Dnata ha annunciato la stabilizzazione, effettiva da questo mese, di 300 lavoratori dell’handling attivi negli aeroporti di Fiumicino (150 addetti) e di Linate e Malpensa (gli altri 150).
La sigla dei contratti, a tempo indeterminato, fa seguito ad accodi siglati coi sindacati, che includono misure “volte a sviluppare l’organizzazione, sostenere la crescita dei talenti interni e promuovere iniziative per il benessere dei dipendenti, inclusi programmi per favorire un migliore equilibrio tra vita professionale e privata”.
Nei tre scali italiani in cui è attiva, la società conta ad oggi circa 5mila addetti, grazie ai quali opera per 60 compagnie aeree, gestendo annualmente circa 150mila voli, 46 milioni di passeggeri, quasi 18 milioni di bagagli, fornendo servizi di rampa anche nel settore cargo.
Questo passaggio – ha commentato Alberto Morosi, Ceo di Dnata Italy, “riflette i progressi che abbiamo fatto in Italia e la fiducia che abbiamo nel futuro del mercato. Dopo aver integrato le attività del nostro business di handling di terra (di Airport Handling, ndr) sotto il brand Dnata – ha aggiunto – ora siam concentrati sulla successiva fase di crescita: investire nelle persone, migliorare le capacità operative e continuare a offrire servizi sicuri, affidabili e di alta qualità per i nostri clienti”.

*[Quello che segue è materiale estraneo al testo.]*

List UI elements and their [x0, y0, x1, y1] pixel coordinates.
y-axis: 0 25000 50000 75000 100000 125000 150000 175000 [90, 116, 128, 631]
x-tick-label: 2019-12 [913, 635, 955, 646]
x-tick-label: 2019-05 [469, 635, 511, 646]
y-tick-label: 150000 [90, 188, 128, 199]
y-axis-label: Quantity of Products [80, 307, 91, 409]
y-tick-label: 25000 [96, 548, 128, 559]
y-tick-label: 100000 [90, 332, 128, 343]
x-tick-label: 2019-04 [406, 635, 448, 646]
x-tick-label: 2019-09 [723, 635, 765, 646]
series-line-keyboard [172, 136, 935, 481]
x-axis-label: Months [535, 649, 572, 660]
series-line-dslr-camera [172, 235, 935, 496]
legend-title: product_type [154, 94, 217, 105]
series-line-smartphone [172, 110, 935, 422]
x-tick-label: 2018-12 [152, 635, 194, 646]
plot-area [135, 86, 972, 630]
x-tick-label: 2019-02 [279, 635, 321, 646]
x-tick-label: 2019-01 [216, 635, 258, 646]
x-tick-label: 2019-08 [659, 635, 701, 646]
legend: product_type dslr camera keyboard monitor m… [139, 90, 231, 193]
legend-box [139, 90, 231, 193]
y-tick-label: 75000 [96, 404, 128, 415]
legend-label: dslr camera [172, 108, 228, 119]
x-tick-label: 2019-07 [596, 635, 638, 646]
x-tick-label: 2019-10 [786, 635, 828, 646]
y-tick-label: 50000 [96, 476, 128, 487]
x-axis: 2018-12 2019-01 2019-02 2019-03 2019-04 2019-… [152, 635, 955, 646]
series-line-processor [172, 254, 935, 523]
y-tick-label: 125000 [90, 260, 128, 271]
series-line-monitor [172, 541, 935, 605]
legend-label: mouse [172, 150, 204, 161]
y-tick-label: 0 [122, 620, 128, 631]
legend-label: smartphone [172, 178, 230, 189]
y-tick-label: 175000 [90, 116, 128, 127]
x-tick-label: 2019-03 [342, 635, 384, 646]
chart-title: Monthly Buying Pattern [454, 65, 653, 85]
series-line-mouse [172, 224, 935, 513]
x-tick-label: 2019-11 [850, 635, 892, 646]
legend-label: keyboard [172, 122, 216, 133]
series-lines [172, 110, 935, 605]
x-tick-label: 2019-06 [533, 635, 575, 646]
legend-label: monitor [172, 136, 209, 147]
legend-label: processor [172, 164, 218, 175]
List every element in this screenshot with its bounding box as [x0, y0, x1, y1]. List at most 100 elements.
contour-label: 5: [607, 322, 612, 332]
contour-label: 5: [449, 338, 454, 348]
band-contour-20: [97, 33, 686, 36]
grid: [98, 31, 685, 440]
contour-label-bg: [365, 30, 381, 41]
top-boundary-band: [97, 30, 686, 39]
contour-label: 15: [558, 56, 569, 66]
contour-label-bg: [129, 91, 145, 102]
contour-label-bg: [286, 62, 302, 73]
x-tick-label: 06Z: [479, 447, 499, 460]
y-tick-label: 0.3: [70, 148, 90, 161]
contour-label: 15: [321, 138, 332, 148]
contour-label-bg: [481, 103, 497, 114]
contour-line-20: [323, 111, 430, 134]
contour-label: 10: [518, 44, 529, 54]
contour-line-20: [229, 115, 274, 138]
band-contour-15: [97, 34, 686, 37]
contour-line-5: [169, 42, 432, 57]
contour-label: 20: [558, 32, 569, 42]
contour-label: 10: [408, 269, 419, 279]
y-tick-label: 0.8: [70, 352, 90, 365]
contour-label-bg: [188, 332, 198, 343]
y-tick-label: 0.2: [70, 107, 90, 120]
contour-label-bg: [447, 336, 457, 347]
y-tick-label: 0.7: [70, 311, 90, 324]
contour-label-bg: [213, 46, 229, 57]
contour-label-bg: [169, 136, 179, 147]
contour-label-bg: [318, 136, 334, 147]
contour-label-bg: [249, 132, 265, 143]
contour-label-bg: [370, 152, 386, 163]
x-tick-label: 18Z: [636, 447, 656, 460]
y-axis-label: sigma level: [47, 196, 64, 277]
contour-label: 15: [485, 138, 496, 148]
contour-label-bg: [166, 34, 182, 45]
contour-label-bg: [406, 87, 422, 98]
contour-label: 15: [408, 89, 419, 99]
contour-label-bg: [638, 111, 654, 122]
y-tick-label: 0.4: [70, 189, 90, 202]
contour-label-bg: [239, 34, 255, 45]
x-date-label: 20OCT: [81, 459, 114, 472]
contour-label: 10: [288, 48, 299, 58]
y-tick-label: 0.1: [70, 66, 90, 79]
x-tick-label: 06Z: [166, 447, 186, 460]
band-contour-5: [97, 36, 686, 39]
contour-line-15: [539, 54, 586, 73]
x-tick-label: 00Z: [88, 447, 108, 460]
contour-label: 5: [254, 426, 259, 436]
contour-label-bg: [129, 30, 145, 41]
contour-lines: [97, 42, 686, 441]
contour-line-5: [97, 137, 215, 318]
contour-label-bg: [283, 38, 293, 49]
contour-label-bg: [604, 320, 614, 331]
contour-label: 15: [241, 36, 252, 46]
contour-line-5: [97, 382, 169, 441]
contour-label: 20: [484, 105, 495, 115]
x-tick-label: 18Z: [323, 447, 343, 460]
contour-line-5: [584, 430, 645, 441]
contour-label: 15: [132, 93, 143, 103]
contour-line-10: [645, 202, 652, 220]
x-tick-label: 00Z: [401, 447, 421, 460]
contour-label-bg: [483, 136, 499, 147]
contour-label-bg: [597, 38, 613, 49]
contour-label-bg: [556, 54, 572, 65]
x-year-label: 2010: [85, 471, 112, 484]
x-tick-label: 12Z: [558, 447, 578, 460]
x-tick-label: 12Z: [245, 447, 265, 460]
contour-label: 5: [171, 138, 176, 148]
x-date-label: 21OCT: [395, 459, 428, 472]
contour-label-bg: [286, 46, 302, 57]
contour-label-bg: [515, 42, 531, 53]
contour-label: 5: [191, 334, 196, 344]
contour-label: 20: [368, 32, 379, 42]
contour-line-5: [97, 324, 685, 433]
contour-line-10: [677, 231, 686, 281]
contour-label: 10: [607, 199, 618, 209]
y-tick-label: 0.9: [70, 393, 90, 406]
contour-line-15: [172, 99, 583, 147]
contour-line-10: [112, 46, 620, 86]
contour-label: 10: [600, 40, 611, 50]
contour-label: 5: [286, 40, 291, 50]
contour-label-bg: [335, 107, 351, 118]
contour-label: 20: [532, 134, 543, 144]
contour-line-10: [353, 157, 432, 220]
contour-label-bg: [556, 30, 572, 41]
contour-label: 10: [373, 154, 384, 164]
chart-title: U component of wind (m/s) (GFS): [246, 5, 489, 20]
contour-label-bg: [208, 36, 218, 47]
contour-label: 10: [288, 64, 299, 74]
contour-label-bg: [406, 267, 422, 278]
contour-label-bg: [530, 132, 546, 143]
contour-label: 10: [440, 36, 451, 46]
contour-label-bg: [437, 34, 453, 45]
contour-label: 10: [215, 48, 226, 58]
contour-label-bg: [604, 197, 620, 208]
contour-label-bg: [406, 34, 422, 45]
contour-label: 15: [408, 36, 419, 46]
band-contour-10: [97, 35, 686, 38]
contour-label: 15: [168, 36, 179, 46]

Nella nota, Dnata cita a sostegno di questa mossa le iniziative di sviluppo che sta perseguendo negli scali in cui è attiva. In particolare, a Fiumicino il gruppo emiratino ricorda la licenza di sette anni per servizi di terra ottenuta a febbraio 2025. Nell’aeroporto romano, l’azienda impiega 2.500 addetti, serve 25 vettori aerei; dall’avvio delle attività ha gestito più di 80.000 voli e messo in servizio circa 700 nuovi mezzi di assistenza a terra. A Milano in particolare l’azienda si sta focalizzando sul cargo, con la prossima apertura (prevista entro la fine del 2027) di un magazzino che avrà una capacità di movimentazione annua superiore a 100.000 tonnellate. Il polo creerà, secondo Dnata, altri 200 posti di lavoro.